With a father who had been a de facto political prisoner she supported the idea that men could be members of the Women's Freedom League. In 1913 a group of professional men failed to get a meeting with Asquith to discuss extending votes to women. That group formed the Northern Men's Federation for Women's Suffrage and Agnes volunteered to be their secretary.

In 1917 she became an area organiser at the first meeting of the Scottish Women's Rural Institutes as they assisted Scottish agriculture but in time they were cut out of the organisation by the Scottish board of agriculture. In 1918 she was one of the founding members of the Edinburgh Women Citizens Association which was one of many WCAs that were formed across the country to educate new women voters. Other members were Sarah Siddons, Lillias Tait Mitchell, Agnes Syme Macdonald and Alexi Buttar Jack.

Brown wrote articles, plays and stories; a number of the latter, such as "The Stockin'" were dramatised by Elizabeth Finlayson Gauld. She also participated in societies such as the Edinburgh Dickens Fellowship, learned to type and ride a bicycle. She continued to walk. Not content with the Brown Women walk she repeated a similar walk but this time she set off from John O Groats.

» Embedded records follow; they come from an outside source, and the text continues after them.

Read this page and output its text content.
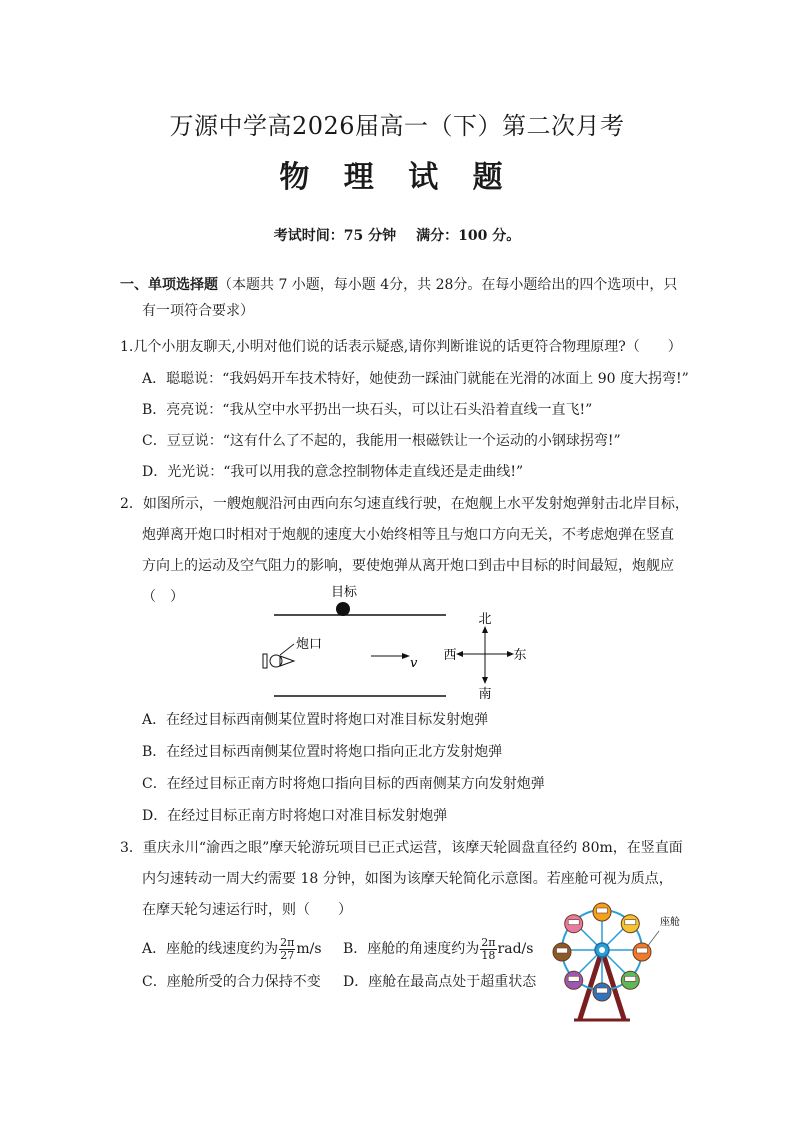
万源中学高2026届高一（下）第二次月考
物 理 试 题
考试时间：75 分钟 满分：100 分。
一、单项选择题（本题共 7 小题，每小题 4分，共 28分。在每小题给出的四个选项中，只
有一项符合要求）
1.几个小朋友聊天,小明对他们说的话表示疑惑,请你判断谁说的话更符合物理原理?（　　）
A．聪聪说：“我妈妈开车技术特好，她使劲一踩油门就能在光滑的冰面上 90 度大拐弯!”
B．亮亮说：“我从空中水平扔出一块石头，可以让石头沿着直线一直飞!”
C．豆豆说：“这有什么了不起的，我能用一根磁铁让一个运动的小钢球拐弯!”
D．光光说：“我可以用我的意念控制物体走直线还是走曲线!”
2．如图所示，一艘炮舰沿河由西向东匀速直线行驶，在炮舰上水平发射炮弹射击北岸目标，
炮弹离开炮口时相对于炮舰的速度大小始终相等且与炮口方向无关，不考虑炮弹在竖直
方向上的运动及空气阻力的影响，要使炮弹从离开炮口到击中目标的时间最短，炮舰应
（　）	目标
炮口
v
北
南
西	东
A．在经过目标西南侧某位置时将炮口对准目标发射炮弹
B．在经过目标西南侧某位置时将炮口指向正北方发射炮弹
C．在经过目标正南方时将炮口指向目标的西南侧某方向发射炮弹
D．在经过目标正南方时将炮口对准目标发射炮弹
3．重庆永川“渝西之眼”摩天轮游玩项目已正式运营，该摩天轮圆盘直径约 80m，在竖直面
内匀速转动一周大约需要 18 分钟，如图为该摩天轮简化示意图。若座舱可视为质点，
在摩天轮匀速运行时，则（　　）
A．座舱的线速度约为 $\frac{2\pi}{27} m/s$ B．座舱的角速度约为 $\frac{2\pi}{18} rad/s$
C．座舱所受的合力保持不变 D．座舱在最高点处于超重状态
座舱
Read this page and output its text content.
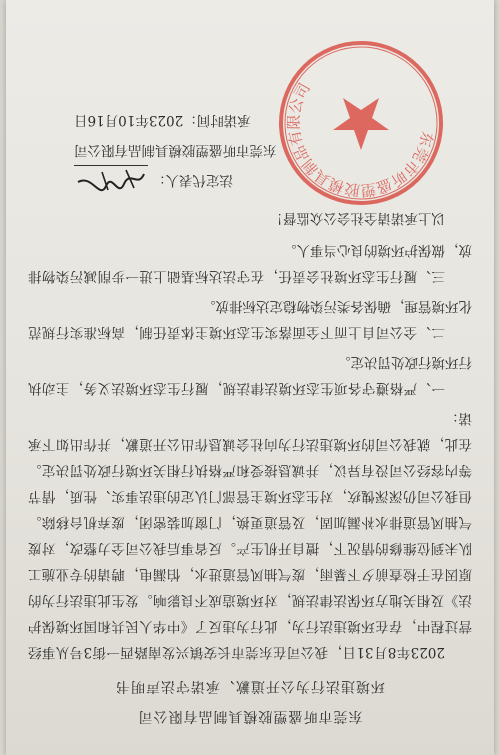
东莞市昕盛塑胶模具制品有限公司
环境违法行为公开道歉、承诺守法声明书

2023年8月31日，我公司在东莞市长安镇兴发南路西一街3号从事经营过程中，存在环境违法行为，此行为违反了《中华人民共和国环境保护法》及相关地方环保法律法规，对环境造成不良影响。发生此违法行为的原因在于检查前夕下暴雨，废气抽风管道进水，怕漏电，聘请的专业施工队未到位维修的情况下，擅自开机生产。反省事后我公司全力整改，对废气抽风管道排水补漏加固，及管道更换，门窗加装密闭，废弃机台移除。但我公司仍深深愧疚，对生态环境主管部门认定的违法事实、性质，情节等内容经公司没有异议，并诚恳接受和严格执行相关环境行政处罚决定。在此，就我公司的环境违法行为向社会诚恳作出公开道歉，并作出如下承诺：

一、严格遵守各项生态环境法律法规，履行生态环境法义务，主动执行环境行政处罚决定。

二、全公司自上而下全面落实生态环境主体责任制，高标准实行规范化环境管理，确保各类污染物稳定达标排放。

三、履行生态环境社会责任，在守法达标基础上进一步削减污染物排放，做保护环境的良心当事人。

以上承诺请全社会公众监督！

法定代表人：
东莞市昕盛塑胶模具制品有限公司
承诺时间：2023年10月16日
东莞市昕盛塑胶模具制品有限公司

As she travelled to London she reported on her journey in the Weekly Scotsman.

Brown died on 1 December 1943 and was buried with her parents in Dean Cemetery in western Edinburgh in 1943. The small (and vandalised) grave lies in one of the central sections and is highly obscured by larger graves in front. She was noted in the Scottish Saltire Society who published her obituary as an Outstanding Women of Scotland Community in 2014–15.